4. Valutazione clinica degli effetti di trattamenti precoci sull’integrazione virale
Esaminare l’effetto di trattamenti precoci sull’integrazione del DNA virale, ad esempio analizzando coorti di pazienti coinfetti HIV-HBV che hanno ricevuto analoghi nucleos(t)idici anti-HBV (NUC) come parte della loro terapia antiretrovirale, potrebbe fornire preziose informazioni.

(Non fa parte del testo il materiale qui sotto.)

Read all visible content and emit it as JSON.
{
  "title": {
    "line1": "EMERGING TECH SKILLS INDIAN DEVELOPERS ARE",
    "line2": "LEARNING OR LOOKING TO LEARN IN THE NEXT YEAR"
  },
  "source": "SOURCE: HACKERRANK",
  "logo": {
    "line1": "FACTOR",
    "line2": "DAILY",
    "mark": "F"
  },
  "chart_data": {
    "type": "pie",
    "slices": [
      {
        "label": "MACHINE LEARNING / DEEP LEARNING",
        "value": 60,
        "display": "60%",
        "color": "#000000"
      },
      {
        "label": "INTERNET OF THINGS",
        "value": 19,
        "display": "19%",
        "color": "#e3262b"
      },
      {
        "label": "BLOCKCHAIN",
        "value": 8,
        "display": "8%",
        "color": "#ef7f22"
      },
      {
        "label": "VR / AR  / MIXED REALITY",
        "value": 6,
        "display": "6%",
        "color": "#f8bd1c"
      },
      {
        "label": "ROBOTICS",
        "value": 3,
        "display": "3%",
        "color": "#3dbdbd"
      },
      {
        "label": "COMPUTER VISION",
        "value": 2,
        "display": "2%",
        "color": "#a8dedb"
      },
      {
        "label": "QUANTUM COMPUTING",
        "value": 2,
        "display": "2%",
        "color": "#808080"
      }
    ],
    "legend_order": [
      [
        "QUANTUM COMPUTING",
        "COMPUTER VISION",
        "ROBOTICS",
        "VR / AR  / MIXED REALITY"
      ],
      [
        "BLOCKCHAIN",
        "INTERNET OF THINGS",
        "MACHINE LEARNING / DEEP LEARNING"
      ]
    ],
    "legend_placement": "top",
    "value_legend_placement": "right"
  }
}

Questi studi potrebbero rivelare come il trattamento precoce influenzi l’evoluzione della malattia epatica.
5. Identificazione di pazienti con infezione occulta da HBV
Individuare pazienti con infezione occulta da HBV, in particolare in contesti di coinfezione con HCV, è cruciale. Questi pazienti potrebbero avere un elevato carico di integrazione e un rischio maggiore di sviluppare HCC. Ciò risulterebbe clinicamente rilevante, ad esempio, per identificare pazienti con infezione da HCV curata ma ancora a rischio di HCC. Tali studi dovranno anche considerare le differenze geografiche nell’infezione occulta da HBV.
6. Ruolo dell’integrazione virale e dell’espansione clonale degli epatociti
Studiare l’impatto dell’integrazione virale e dell’espansione clonale degli epatociti contenenti sequenze integrate sull’evoluzione clinica dei pazienti che hanno raggiunto una cura funzionale è fondamentale per comprendere gli esiti a lungo termine.
7. Effetti a lungo termine degli inibitori di ingresso e antivirali diretti sull’integrazione
Determinare l’effetto a lungo termine di farmaci come l’inibitore di ingresso bulevirtide (o di nuovi antivirali diretti emergenti) sul carico di integrazione virale potrebbe trarre vantaggio dalle biobanche create durante i trial clinici per il trattamento dell’epatite cronica D (CHD).
8. Strategie di editing genetico ed epigenetico per sequenze integrate
Esplorare strategie innovative di editing genetico o repressione epigenetica mirate specificamente alle sequenze virali integrate potrebbe aprire prospettive completamente nuove nel trattamento delle infezioni croniche da HBV.
Questi ambiti di ricerca rappresentano passi fondamentali per migliorare la comprensione della patogenesi dell’HBV e sviluppare interventi più efficaci per la gestione clinica e terapeutica delle infezioni croniche.